Çocuk ellerinde hayat provası: Oyuncak

oyuncaklar
oyuncaklar

Belki çocukluğunu hatırlamak belki yıllara kafa tutmak oyuncağın doğmasına sebep. Gelin şimdi masaldan gerçeğe çevirelim yüzümüzü ve oyuncak hangi ellere uğrayıp bugüne ulaşmış, öğrenelim. Şeyma Aydın Derin Tarih dergisinde oyuncağın doğuş hikayesini kaleme aldı.

Bir varmış, bir yokmuş. Evvel zaman içinde kadirşinas bir bilge çocukluğunda bir tahta kaşığı ya da çamurdan bir çemberi oyuncak yapıp nasıl da eğlendiğini hatırlamış. Oyuncağın doğuş hikâyesi sahiden böyle midir bilinmez ama çocukların hizmetine sunulan bu sevimli nesneler olsa olsa bir bilgenin mahareti olabilir.

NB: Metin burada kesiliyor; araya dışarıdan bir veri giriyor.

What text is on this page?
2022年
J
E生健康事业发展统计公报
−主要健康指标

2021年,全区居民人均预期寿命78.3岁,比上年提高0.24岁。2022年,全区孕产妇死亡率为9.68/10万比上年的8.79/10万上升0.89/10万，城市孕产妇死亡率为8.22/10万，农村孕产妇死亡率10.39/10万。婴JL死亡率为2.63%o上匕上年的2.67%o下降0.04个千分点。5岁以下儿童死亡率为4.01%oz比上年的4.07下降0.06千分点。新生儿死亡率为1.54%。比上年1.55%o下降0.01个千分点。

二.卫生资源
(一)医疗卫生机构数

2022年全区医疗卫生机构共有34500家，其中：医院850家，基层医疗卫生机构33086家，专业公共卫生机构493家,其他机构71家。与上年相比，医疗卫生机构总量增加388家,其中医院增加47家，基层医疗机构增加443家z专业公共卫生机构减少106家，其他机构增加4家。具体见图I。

İlk oyuncaklar ağaç, taş, kemik, çamur, kil gibi malzemelerle elden ele şekillenerek bugünkü halini aldı. Bilinen en eski oyuncağın Mısır'da yapıldığını söyleyen arkeolojik bulgulara göre M.Ö. 5. yüzyıldaki miniklerin en büyük zevki, baş kısmı at kafası şeklinde biçimlendirilmiş uzun bir çubuğa binmekti. O dönemde oyuncak sadece çocukların eğlencesi olmayıp aynı zamanda tanrıların onuruna yapılan kıymetli bir nesneydi de.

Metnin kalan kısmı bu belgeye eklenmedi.